Alison Flood 

US writers recall their migrant journeys in protest at asylum seekers’ treatment

Khaled Hosseini, Ocean Vuong and Neil Gaiman among leading authors to sign a letter to the US Congress, urging action to remedy ‘atrocious conditions’
  
  

(from left) Neil Gaiman Ocean Vuong and Khaled Hosseini.
Writing from experiene … (from left) Neil Gaiman Ocean Vuong and Khaled Hosseini.
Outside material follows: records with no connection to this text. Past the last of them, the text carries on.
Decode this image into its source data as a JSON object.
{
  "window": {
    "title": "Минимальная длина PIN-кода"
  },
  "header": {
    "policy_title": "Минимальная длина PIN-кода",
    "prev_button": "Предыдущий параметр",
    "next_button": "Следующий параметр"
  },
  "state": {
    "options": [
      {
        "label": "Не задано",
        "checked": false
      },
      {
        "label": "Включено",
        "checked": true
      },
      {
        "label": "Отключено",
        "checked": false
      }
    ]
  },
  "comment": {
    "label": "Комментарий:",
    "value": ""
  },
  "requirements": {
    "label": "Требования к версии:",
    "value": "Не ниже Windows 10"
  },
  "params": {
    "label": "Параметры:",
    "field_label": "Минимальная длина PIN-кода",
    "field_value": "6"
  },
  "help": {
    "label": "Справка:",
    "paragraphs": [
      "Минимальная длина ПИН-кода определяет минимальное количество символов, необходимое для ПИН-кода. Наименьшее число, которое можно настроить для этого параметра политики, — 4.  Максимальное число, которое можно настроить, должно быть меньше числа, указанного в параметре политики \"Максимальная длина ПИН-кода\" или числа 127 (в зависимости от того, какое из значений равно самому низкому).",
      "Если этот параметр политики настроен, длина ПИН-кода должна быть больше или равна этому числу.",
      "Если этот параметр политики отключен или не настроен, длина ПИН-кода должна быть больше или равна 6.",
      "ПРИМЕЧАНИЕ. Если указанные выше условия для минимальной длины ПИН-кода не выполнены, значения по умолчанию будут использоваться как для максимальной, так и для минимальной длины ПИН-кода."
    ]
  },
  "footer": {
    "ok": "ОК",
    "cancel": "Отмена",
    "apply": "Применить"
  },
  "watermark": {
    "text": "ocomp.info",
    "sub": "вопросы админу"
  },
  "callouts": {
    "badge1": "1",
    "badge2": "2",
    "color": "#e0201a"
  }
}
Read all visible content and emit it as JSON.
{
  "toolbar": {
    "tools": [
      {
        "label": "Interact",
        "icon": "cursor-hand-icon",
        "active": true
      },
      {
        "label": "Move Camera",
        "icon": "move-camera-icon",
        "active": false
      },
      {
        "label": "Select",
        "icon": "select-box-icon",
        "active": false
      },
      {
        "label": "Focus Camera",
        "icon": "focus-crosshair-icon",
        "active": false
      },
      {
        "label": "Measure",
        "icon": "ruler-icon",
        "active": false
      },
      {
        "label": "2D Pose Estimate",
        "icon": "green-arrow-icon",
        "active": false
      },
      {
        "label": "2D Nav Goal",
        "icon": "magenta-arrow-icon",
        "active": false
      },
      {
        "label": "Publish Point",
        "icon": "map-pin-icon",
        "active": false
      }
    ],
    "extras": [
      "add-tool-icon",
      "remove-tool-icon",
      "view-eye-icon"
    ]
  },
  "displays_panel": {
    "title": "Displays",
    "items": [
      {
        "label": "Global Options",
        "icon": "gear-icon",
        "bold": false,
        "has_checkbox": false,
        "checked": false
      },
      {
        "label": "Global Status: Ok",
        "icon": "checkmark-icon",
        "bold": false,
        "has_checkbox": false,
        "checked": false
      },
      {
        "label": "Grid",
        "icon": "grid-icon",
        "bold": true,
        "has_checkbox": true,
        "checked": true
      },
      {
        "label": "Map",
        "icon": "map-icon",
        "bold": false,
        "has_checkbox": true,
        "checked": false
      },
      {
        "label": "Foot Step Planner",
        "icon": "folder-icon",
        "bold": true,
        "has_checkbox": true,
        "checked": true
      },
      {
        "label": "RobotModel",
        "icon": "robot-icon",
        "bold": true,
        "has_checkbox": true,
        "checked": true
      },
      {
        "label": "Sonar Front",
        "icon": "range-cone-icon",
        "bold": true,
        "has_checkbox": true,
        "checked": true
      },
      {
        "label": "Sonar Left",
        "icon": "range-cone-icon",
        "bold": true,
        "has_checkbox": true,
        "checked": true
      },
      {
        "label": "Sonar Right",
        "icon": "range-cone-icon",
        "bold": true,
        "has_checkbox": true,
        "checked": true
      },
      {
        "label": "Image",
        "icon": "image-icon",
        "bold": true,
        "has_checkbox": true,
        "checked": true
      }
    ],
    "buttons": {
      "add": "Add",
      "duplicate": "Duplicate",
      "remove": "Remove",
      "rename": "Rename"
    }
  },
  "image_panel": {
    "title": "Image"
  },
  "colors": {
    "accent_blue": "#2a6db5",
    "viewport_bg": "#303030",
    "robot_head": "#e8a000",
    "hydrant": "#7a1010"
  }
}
Photograph: Rex Shutterstock/Doug Levy/Getty

Neil Gaiman, Khaled Hosseini, Ariel Dorfman and Viet Thanh Nguyen are among more than three dozen migrant and refugee writers calling on the US Congress to take “immediate steps to rectify the atrocious conditions for asylum seekers being detained today”.

Forty authors, all of whom have migrated to the US or are the children of migrants, signed an open letter pleading with Washington politicians to take action over inhumane conditions in detention centres on the US-Mexico border.

“The reports of death, abuse, overcrowding, untreated illness, malnutrition and lack of basic hygiene are abhorrent, especially since many of those affected are children,” say the writers, including The Kite Runner author Hosseini, the Chilean-American novelist and playwright Dorfman and the Pulitzer-winning Vietnamese-American novelist Nguyen.

In the letter, published in the Nation, they call on Congress to “meet our moral obligations by ensuring those held by our own government receive elementary necessities like sanitation supplies and access to medical and legal personnel”.

The writers, who also include Paul Muldoon, Ocean Vuong, Gary Shteyngart and Reza Aslan, urge Congress to provide migrants with access to medical care, nutrition and hygiene; to allocate resources for judges to hear cases more efficiently and with due process; to forbid tax dollars being spent on holding asylum seekers in countries where they face danger; and to reverse the White House’s evisceration of the refugee resettlement programme.

Earlier this month, a report from the Department of Homeland Security’s Office of Inspector General warned that facilities in the Rio Grande valley in southern Texas faced dangerous overcrowding and required immediate attention.

“We remember well the experience of utter paralysis that’s part of nearly every immigrant’s journey: of standing before the US immigration system, praying to not be found wanting,” say the writers. “Today, those enduring unspeakable conditions at our border are praying, just as we once prayed, when it was our turn. They may be praying to a different god, or different gods or different entities, but it doesn’t matter; what matters is that the power to address their prayers lies with you, the United States Congress. Please, do not let them go unheeded.”